Prospects from systems serology research

Abstract

Antibodies are highly functional glycoproteins capable of providing immune protection through multiple mechanisms, including direct pathogen neutralization and the engagement of their Fc portions with surrounding effector immune cells that induce anti-pathogenic responses. Small modifications to multiple antibody biophysical features induced by vaccines can significantly alter functional immune outcomes, though it is difficult to predict which combinations confer protective immunity. In order to give insight into the highly complex and dynamic processes that drive an effective humoral immune response, here we discuss recent applications of 'Systems Serology', a new approach that uses data-driven (also called 'machine learning') computational analysis and high-throughput experimental data to infer networks of important antibody features associated with protective humoral immunity and/or Fc functional activity. This approach offers the ability to understand humoral immunity beyond single correlates of protection, assessing the relative importance of multiple biophysical modifications to antibody features with multivariate computational approaches. Systems Serology has the exciting potential to help identify novel correlates of protection from infection and may generate a more comprehensive understanding of the mechanisms behind protection, including key relationships between specific Fc functions and antibody biophysical features (e.g. antigen recognition, isotype, subclass and/or glycosylation events). Reviewed here are some of the experimental and computational technologies available for Systems Serology research and evidence that the application has broad relevance to multiple different infectious diseases including viruses, bacteria, fungi and parasites.

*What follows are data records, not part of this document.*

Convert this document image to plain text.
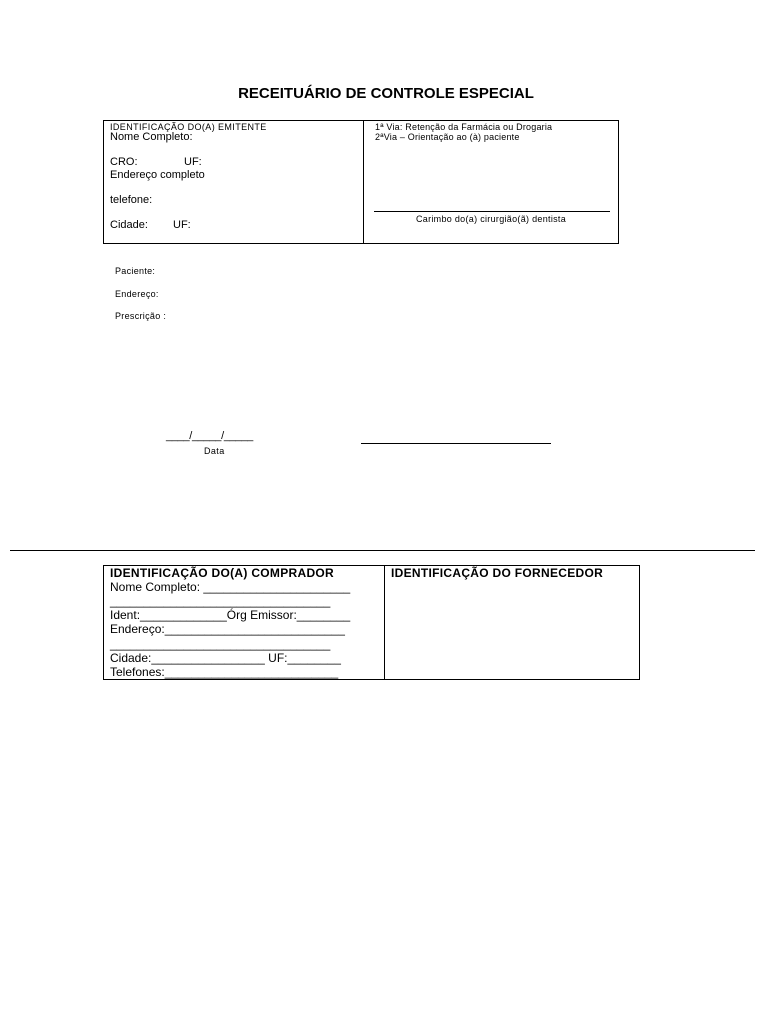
RECEITUÁRIO DE CONTROLE ESPECIAL
IDENTIFICAÇÃO DO(A) EMITENTE
Nome Completo:
CRO:	UF:
Endereço completo
telefone:
Cidade: UF:
1ª Via: Retenção da Farmácia ou Drogaria
2ªVia – Orientação ao (à) paciente
Carimbo do(a) cirurgião(ã) dentista
Paciente:
Endereço:
Prescrição :
____/_____/_____
Data
IDENTIFICAÇÃO DO(A) COMPRADOR
Nome Completo: ______________________
_________________________________
Ident:_____________Órg Emissor:________
Endereço:___________________________
_________________________________
Cidade:_________________ UF:________
Telefones:__________________________
IDENTIFICAÇÃO DO FORNECEDOR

Keywords: Fab; Fc; Fc receptors; antibody; vaccine.

Figure 1

Dynamic complexity of the humoral immune response. (a) The functional capacity of the humoral immune response is determined by complex biophysical antibody features including (i) the pathogen being targeted and the ability of the antibody's Fab to recognize different antigens, (ii) an antibody's Fc region's diversity, which in turn can modulate the antibodies capacity to engage with (iii) Fc receptor/immune molecules and (iv) availability of the Fc receptors on different effector cells/immune molecules in the surrounding environment. (b). The combination of the pathogen targeted (e.g. infected cell versus small infectious particles) and binding by an antibody's Fab determines opsonization, neutralization and immune complex formation. The composition of the Fc‐regions of these antibodies can in turn modulate the functional immune response by surrounding effector cells/immune molecules potentially inducing a range of functions including but not limited to ADCC, antibody‐mediated secretion of cytokines, antibody‐mediated enzyme release/NET (neutrophil extracellular trap) formation, antibody‐dependent phagocytosis, antibody‐mediated complement activity, mucus trapping etc., dependent on the cellular Fc receptor expression or immune components available.

Figure 2

Systems serology data‐driven modeling approaches. Systems Serology involves running high‐throughput experimental assays that measure antibody biophysical and functional data (X) in parallel with functional or clinical outcomes (Y). Upon collation, the data sets can be interrogated by unsupervised and supervised machine learning computational techniques, including principal component analysis (PCA), correlation networks, partial least square discriminant analysis and regression (PLSDA and PLSR), and decision trees. The correlation network figure was kindly contributed by Manu Kumar and Doug Lauffenburger (MIT).